LoBue and Yates, ACL 2011

From Cohen Courses
Jump to navigationJump to search

Citation

LoBue, Peter and Yates, Alexander. 2011. Types of Common-Sense Knowledge Needed for Recognizing Textual Entailment. In Proceedings of the 49th annual meeting of the Association for Computational Linguistics, 329-334.

Online Version

http://clair.si.umich.edu/clair/anthology/query.cgi?type=Paper&id=P11-2057

Summary

This was a short Paper at ACL 2011 that was a study of the deficiencies of modern systems that try to solve the problem of recognizing textual entailment. That is, given a piece of text, decide if a particular conclusion is justified. This is structured prediction because a system that can recognize textual entailment must include some kind of information extraction, among other things.

In order to solve the textual entailment problem, one must be able to extract information from a document and reason about what conclusions can be drawn from the text.
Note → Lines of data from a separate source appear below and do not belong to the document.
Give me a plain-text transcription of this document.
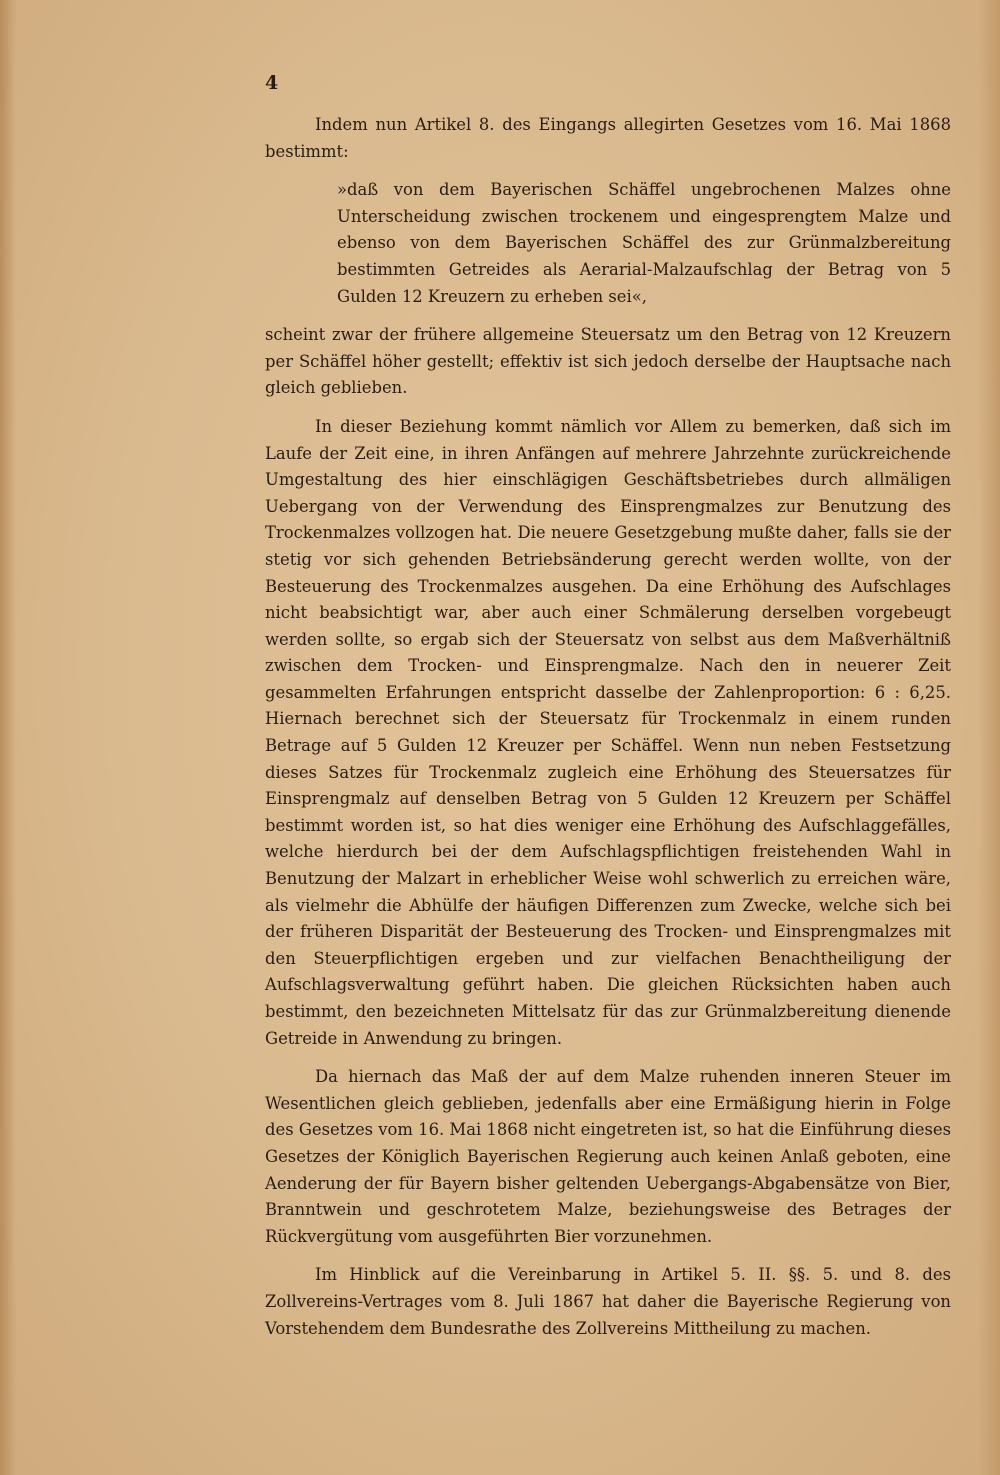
4

Indem nun Artikel 8. des Eingangs allegirten Gesetzes vom 16. Mai 1868 bestimmt:

»daß von dem Bayerischen Schäffel ungebrochenen Malzes ohne Unterscheidung zwischen trockenem und eingesprengtem Malze und ebenso von dem Bayerischen Schäffel des zur Grünmalzbereitung bestimmten Getreides als Aerarial-Malzaufschlag der Betrag von 5 Gulden 12 Kreuzern zu erheben sei«,

scheint zwar der frühere allgemeine Steuersatz um den Betrag von 12 Kreuzern per Schäffel höher gestellt; effektiv ist sich jedoch derselbe der Hauptsache nach gleich geblieben.

In dieser Beziehung kommt nämlich vor Allem zu bemerken, daß sich im Laufe der Zeit eine, in ihren Anfängen auf mehrere Jahrzehnte zurückreichende Umgestaltung des hier einschlägigen Geschäftsbetriebes durch allmäligen Uebergang von der Verwendung des Einsprengmalzes zur Benutzung des Trockenmalzes vollzogen hat. Die neuere Gesetzgebung mußte daher, falls sie der stetig vor sich gehenden Betriebsänderung gerecht werden wollte, von der Besteuerung des Trockenmalzes ausgehen. Da eine Erhöhung des Aufschlages nicht beabsichtigt war, aber auch einer Schmälerung derselben vorgebeugt werden sollte, so ergab sich der Steuersatz von selbst aus dem Maßverhältniß zwischen dem Trocken- und Einsprengmalze. Nach den in neuerer Zeit gesammelten Erfahrungen entspricht dasselbe der Zahlenproportion: 6 : 6,25. Hiernach berechnet sich der Steuersatz für Trockenmalz in einem runden Betrage auf 5 Gulden 12 Kreuzer per Schäffel. Wenn nun neben Festsetzung dieses Satzes für Trockenmalz zugleich eine Erhöhung des Steuersatzes für Einsprengmalz auf denselben Betrag von 5 Gulden 12 Kreuzern per Schäffel bestimmt worden ist, so hat dies weniger eine Erhöhung des Aufschlaggefälles, welche hierdurch bei der dem Aufschlagspflichtigen freistehenden Wahl in Benutzung der Malzart in erheblicher Weise wohl schwerlich zu erreichen wäre, als vielmehr die Abhülfe der häufigen Differenzen zum Zwecke, welche sich bei der früheren Disparität der Besteuerung des Trocken- und Einsprengmalzes mit den Steuerpflichtigen ergeben und zur vielfachen Benachtheiligung der Aufschlagsverwaltung geführt haben. Die gleichen Rücksichten haben auch bestimmt, den bezeichneten Mittelsatz für das zur Grünmalzbereitung dienende Getreide in Anwendung zu bringen.

Da hiernach das Maß der auf dem Malze ruhenden inneren Steuer im Wesentlichen gleich geblieben, jedenfalls aber eine Ermäßigung hierin in Folge des Gesetzes vom 16. Mai 1868 nicht eingetreten ist, so hat die Einführung dieses Gesetzes der Königlich Bayerischen Regierung auch keinen Anlaß geboten, eine Aenderung der für Bayern bisher geltenden Uebergangs-Abgabensätze von Bier, Branntwein und geschrotetem Malze, beziehungsweise des Betrages der Rückvergütung vom ausgeführten Bier vorzunehmen.

Im Hinblick auf die Vereinbarung in Artikel 5. II. §§. 5. und 8. des Zollvereins-Vertrages vom 8. Juli 1867 hat daher die Bayerische Regierung von Vorstehendem dem Bundesrathe des Zollvereins Mittheilung zu machen.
That gets to be very difficult for a machine because text written by humans has a large body of human knowledge that is implicitly understood and never stated. This paper examines a prominent data set for the task to categorize the kinds of knowledge that a machine would have to know in order to solve the problem correctly.

Their method for creating the categories of knowledge is just an intensive analysis by a graduate student. Their method of judging the usefulness and accuracy of those categories is testing the inter-annotator agreement between 5 non-technical undergraduate students who label the data with the kind of knowledge needed.

Experimental Result

The found that their categories of knowledge were reasonably reproducible, with an average Fleiss's kappa of 0.678. The most prominent categories of required background knowledge are of geography, functionality (e.g., a person has only one father), definitions (e.g., "octuplets" are eight children), and preconditions (e.g., naturalized citizens of a country were not born there).

This result is interesting because it highlights areas that information extraction and knowledge base building needs to improve in order to better reason about the implicit knowledge in natural language.

Related Papers

Coreference Resolution in a Modular, Entity-Centered Model, by Haghighi & Klein, 2010, is related to this paper in that in order to solve coreference problems one needs to reason about the text. Haghighi & Klein accomplish this through some syntactic rules and through learning distributions over noun phrases that are used to describe entities. If they had also incorporated facts about those entities, they probably would have done better.

Rahman and Ng, ACL 2011 use features from knowledge sources in order to improve coreference resolution, a related task.